Dwarf shrubs are the most widespread woody plants in the Arctic and, like trees in lower latitudes, they form annual growth rings. These rings can be measured under a microscope to reveal the history of plant growth during past climates while also revealing growth responses to the recent climate changes that is vividly present in the Arctic. A new study shows how currently ongoing sea ice decline controls shrub growth across the Arctic.

Arctic sea ice has been in steep decline over the last two decades. Meanwhile, tundra shrub abundance has been increasing in many regions of the Arctic. A new study published in the Proceedings of the National Academy of Sciences of the United States of America reveals that declining Arctic sea ice extent has been associated with increasing shrub growth in some regions of the Arctic and decreasing growth in other, generally drier, regions.

The results are featured in Arctic Today, written by science writer, Yereth Rosen and can be found here.

An international team from eight countries led by Dr. Agata Buchwal from Adam Mickiewicz University in Poznan, Poland, Dr. Paddy Sullivan from University of Alaska Anchorage (UAA) and Professor Jeff Welker from the University of Oulu (UOulu) and UAA. This consortium gathered 23 existing shrub-ring chronologies from around the Arctic Basin and investigated shrub ring widths compared to changes in sea ice extent, air temperature and precipitation over the past 100 years.

UArctic Research Chair & Professor of Arctic Ecology and Biogeochemistry at the UOulu and UAA, Dr. Jeff Welker, sponsored and orchestrated the research in part with NSF, UArctic and UOulu funding in conjunction with Dr. Buchwal’s Polish Fulbright and Ministry of Science and Education postdoctoral fellowships to join Welkers lab.

Welker says “This research provides a mechanistic understanding of how divergent shrub growth responses to the Arctic wide warming and sea ice loss is predicated in part on the ecohydrology of the different landscapes where shrubs grow.

In particular, so long as shrubs do not experience drought conditions, they display positive growth responses to declining sea ice and warming.  However, populations of shrubs in drought prone regions are more likely to exhibit reduced growth with sea ice loss and warming.  These findings also point to the role of snow melt water and prior winter conditions in supporting divergent shrub ecophysiology and growth that the Welker lab has show recently with isotope studies (Jespersen et al. 2018). 

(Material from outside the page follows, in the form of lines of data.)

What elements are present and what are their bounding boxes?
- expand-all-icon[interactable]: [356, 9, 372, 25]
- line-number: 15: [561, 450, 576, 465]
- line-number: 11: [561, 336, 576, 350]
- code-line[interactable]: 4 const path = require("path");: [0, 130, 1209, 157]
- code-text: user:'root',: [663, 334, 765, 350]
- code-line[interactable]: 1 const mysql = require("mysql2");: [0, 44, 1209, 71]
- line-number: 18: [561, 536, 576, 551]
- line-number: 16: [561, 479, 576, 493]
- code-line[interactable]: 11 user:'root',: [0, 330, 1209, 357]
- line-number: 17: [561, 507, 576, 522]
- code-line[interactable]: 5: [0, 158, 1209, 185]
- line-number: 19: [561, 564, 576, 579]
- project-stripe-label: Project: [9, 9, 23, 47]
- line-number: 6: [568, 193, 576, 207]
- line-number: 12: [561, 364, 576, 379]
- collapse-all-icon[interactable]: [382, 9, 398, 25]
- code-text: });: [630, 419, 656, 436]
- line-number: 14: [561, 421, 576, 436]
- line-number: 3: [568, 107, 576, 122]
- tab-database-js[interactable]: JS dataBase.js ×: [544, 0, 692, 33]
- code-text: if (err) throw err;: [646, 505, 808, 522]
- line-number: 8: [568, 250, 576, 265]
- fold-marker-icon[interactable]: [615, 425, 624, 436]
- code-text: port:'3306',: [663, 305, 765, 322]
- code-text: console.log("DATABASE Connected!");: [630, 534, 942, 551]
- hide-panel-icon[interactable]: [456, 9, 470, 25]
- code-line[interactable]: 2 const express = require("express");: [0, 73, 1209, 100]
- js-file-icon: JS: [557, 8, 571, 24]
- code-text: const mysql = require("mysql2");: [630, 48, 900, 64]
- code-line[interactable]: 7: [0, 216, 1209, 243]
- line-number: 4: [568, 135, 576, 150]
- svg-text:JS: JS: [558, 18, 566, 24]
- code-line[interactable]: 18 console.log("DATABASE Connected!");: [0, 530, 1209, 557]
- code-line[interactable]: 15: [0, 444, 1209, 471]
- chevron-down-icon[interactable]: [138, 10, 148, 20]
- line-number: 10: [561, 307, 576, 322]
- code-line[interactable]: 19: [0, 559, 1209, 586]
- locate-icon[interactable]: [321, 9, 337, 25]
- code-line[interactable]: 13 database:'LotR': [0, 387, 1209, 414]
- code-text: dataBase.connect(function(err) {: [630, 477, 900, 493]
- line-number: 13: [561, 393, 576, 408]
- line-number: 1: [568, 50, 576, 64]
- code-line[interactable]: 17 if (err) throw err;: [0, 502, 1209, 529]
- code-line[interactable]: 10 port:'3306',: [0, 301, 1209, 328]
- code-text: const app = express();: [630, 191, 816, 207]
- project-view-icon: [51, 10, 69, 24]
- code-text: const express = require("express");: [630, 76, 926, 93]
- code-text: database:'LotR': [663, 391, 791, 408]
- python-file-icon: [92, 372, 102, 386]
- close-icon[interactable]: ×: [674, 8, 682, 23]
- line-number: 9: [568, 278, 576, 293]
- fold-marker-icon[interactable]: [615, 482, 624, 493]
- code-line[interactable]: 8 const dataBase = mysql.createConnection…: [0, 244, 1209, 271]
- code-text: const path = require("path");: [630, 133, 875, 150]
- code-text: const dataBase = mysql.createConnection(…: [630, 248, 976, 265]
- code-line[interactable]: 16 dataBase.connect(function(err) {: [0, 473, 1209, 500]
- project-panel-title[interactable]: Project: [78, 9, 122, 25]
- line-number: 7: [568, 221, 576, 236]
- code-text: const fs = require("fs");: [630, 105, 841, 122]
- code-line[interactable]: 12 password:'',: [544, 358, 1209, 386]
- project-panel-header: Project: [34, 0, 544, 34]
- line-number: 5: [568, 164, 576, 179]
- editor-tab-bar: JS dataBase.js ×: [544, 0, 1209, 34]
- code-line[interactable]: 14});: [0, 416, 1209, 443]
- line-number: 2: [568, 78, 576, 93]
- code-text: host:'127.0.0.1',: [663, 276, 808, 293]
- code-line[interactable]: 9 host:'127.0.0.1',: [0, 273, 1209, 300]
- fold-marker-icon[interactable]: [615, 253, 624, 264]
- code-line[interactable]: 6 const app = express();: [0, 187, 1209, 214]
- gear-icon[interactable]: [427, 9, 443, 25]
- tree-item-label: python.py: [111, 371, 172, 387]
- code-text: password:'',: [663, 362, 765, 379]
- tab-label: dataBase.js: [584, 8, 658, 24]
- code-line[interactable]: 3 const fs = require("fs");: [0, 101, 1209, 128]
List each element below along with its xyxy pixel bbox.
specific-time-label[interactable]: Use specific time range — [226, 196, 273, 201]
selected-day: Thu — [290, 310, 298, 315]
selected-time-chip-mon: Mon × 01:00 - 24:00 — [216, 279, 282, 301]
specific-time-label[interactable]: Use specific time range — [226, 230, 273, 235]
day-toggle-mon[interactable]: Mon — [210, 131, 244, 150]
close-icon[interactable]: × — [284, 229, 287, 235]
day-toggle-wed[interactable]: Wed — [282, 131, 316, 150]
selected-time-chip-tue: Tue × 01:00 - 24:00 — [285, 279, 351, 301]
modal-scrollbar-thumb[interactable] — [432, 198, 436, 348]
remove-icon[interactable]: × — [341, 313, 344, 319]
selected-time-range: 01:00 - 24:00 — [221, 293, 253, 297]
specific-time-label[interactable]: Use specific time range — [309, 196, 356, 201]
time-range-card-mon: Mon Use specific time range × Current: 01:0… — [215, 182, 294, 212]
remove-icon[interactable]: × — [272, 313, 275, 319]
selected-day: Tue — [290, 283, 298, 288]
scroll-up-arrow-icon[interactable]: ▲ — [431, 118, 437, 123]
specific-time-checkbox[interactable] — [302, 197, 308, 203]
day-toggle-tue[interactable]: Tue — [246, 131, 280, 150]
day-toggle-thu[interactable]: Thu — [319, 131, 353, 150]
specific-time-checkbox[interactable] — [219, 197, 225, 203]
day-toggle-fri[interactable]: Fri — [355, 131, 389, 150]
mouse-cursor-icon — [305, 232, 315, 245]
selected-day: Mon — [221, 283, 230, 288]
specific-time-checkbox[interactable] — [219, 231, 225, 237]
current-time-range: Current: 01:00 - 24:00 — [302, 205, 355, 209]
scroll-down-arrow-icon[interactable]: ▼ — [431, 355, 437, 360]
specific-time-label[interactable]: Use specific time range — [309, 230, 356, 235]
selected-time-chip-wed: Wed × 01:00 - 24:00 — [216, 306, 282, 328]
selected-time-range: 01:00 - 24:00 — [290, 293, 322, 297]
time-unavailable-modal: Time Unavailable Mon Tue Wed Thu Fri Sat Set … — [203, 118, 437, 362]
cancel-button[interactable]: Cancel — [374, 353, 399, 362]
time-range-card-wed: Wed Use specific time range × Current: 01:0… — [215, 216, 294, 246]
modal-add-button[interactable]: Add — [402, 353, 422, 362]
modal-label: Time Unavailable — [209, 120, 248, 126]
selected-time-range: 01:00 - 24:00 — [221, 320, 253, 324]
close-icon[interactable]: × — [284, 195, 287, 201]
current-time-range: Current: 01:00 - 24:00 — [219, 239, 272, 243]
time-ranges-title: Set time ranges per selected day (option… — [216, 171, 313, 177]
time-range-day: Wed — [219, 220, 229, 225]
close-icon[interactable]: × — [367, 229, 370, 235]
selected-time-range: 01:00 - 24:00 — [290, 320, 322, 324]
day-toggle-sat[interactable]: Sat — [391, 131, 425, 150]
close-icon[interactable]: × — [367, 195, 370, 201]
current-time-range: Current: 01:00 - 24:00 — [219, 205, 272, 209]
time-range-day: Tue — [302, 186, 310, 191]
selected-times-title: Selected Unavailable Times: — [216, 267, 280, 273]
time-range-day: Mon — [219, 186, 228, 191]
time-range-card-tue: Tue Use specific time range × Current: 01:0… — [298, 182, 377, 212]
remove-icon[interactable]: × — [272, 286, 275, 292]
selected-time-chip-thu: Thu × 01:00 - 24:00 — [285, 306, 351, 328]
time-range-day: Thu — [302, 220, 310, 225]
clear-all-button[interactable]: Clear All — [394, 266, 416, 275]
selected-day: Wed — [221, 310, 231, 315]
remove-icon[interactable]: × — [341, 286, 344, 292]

While Arctic tundra greening and browning have received increasing attention over the past decade, one comparatively under-studied area is the ultimate role of sea ice dynamics and decline as drivers of terrestrial vegetation change. Sea ice decline is emerging as a powerful driver of warming and associated precipitation changes across the Arctic, and tundra shrubs are recognized as climatically sensitive proxies of Arctic environmental change. However, sea ice – shrub interactions had not been studied at the Pan-Arctic scale. “The comprehensive assessment reported in our synthesis not only addresses that knowledge gap, but also, more importantly, documents contrasting influences of declining sea ice on summer climate and shrub growth at the biome scale”, says Buchwal.

Why we should care about the tundra shrubs? The implications of increasing heterogeneity in shrub growth responses to sea ice-induced changes in climate might be widespread, with local to global consequences, including carbon sequestration and albedo effects. While tundra areas dominated by increasers have the potential to take up and store more carbon from the atmosphere, areas dominated by decreasers might be areas of increasing carbon loss to the atmosphere.

Changes in shrub growth and abundance can have additional consequences across the Arctic that are linked to food webs as ungulates like caribou, reindeer and muskoxen use this life form as a forage source.  Ideal tundra landscapes for ungulates typically consist of both shrub and grass life forms.  But an over abundance or complete lack of shrubs can prove detrimental to ungulate health and potentially lead to herd reductions that can in turn effect subsistence communities that rely on ungulate protein.